Sa présence fait apparaître une règle morphologique : la brièveté à la fin du lexème est corrélative de la présence d’un suffixe au niveau du pluriel. Inversement, la longueur vocalique à la fin du lexème est corrélative de l’absence de suffixe au pluriel. La construction morphologique du nom en konkomba obéit donc à un schéma portant sur les traits de longueur et de tonalité des phonèmes concaténés.

3.2. 3. De l’autonomie des tons et de la longueur vocalique en morphologie

1) La tonalité. Affixes et lexèmes tels que présentés ci-dessus ne font apparaître que des segments consonantiques et vocaliques. Mais ceux-ci se combinent avec les différents tons

dont le fonctionnement est mieux connu depuis les recherches de John Goldsmith sur les tons :

“Tonal systems are at present among the best understood of phonological systems, and once an autosegmental perspective is adopted, it is not hard to see that tonal systems do operate elegantly, like clockwork ” (GOLDSMITH, 1993: 11).

Les segments consonantiques et les segments vocaliques sont placés sur un palier – le palier segmental ; les tons de leur côté sur le palier tonal. Ceux-ci sont indépendants des segments consonantiques ; la conséquence est qu’un suffixe peut tomber, sans que cela affecte les tons en présence :

“Processes affecting elements on one tier may in some cases have no impact on elements on a different tier. For instance, when vowels are deleted, the tones associated with them are not necessary lost” (KATAMBA, 1993: 154).

Ce constat est apparu dans l’analyse des différents mots du konkomba. Il est donc possible d’affirmer que dans cette langue, les faits tonals sont totalement indépendants des faits segmentaux dans leurs réalisations.

La tonalité reste alors une véritable réalité phonologique ; elle est exploitée de manière importante par la morphologie.

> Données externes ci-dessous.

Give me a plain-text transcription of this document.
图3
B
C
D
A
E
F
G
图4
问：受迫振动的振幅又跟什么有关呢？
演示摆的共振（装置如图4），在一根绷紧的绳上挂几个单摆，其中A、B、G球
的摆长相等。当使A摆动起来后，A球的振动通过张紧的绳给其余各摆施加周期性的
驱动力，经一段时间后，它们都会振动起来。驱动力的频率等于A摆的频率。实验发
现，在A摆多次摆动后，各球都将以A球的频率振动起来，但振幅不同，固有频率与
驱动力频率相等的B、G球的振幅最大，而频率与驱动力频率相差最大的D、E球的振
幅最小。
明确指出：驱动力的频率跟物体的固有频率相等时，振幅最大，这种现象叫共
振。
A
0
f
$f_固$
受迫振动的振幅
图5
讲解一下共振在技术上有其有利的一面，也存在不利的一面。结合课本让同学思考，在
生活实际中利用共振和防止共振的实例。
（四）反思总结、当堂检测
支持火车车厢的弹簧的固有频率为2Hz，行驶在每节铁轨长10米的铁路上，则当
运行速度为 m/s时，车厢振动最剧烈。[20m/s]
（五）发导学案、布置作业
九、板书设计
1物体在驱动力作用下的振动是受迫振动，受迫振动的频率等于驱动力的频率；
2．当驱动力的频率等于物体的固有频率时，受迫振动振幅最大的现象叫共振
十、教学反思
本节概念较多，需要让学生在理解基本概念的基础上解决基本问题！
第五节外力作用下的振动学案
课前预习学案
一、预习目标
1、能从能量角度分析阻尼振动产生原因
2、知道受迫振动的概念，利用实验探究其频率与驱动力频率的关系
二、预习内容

2) Longueur / brièveté vocaliques. De façon générale, ces faits prosodiques sont aussi maintenus. Toutefois, s’il est difficile qu’une voyelle brève devienne longue dans l’opposition de nombre, la réciproque est ce qu’il y a de plus fréquent – dans les conditions ci-dessus spécifiées. Il faut aussi noter qu’aucun affixe ne présente un noyau vocalique à syllabe longue ; de là le fait que toute attaque consonantique avec un noyau vocalique long (/CV:/) est radical ou fait partie d’un radical si le mot concerné est au moins dissyllabique.